I will tell you that living out in the world on your own can be wonderful if you have enough money and the things you need to get by. If you don't make enough to fully support yourself in the lifestyle you like then consider that.

My husband is similar in attitude. He thinks we're fine and he's not that into talking or anything. He wants me to be independent and not bother him with some things.

Recently I decided that I was going to make changes in myself. I started going to a weekly bible study program and to a weekly book study group. I started visiting other churches and have found some where I like the preaching styles and the praise and worship music.

I am gone most every evening of the week doing something for myself. I go to the Y and work out, take a shower, and grab something to eat on my own.

I have basically left him at home to deal with home. I am starting to enjoy life and almost feel like my old self, the person I was before I met my husband.

Do I want a divorce? Not even. I like have the stability of marriage and a house and things that I've worked hard to obtain. I like having the ability to let the kids enroll in extra activities and that they can have pretty much anything they need. A few wants get done too.

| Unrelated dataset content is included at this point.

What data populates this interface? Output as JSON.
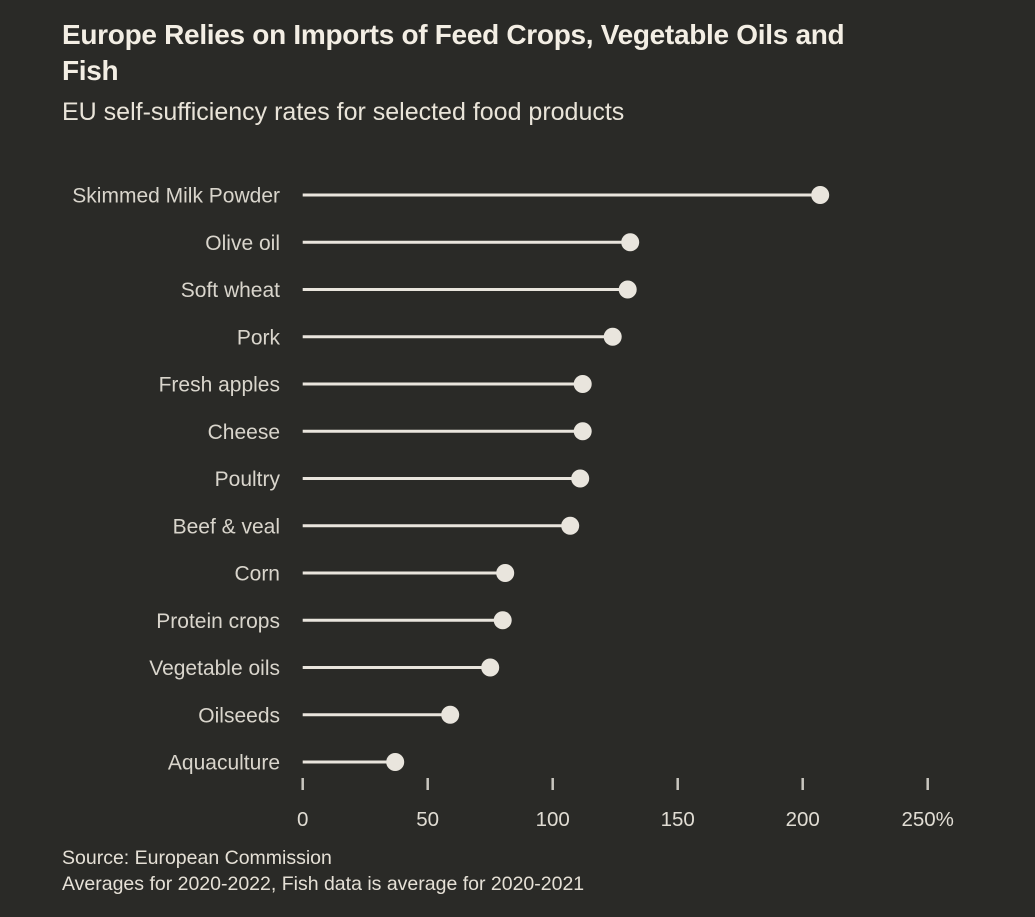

If I were single I'd have to pay all my own bills and then try to explain to the kids why they don't get to play sports or do dance or go out for baseball anymore.

There are pros and cons to being married and being single. Being married at least you get to have sex that's familiar and safe.

Just stop counting on his to be your partner. Be your own partner and go live life. Let him stay home and feed the kids, clean the kitchen, and figure out who needs to be where.

Go life life and have some fun. Become yourself again, the woman he fell in love with, before you became Mrs. Someone and so and so's mother.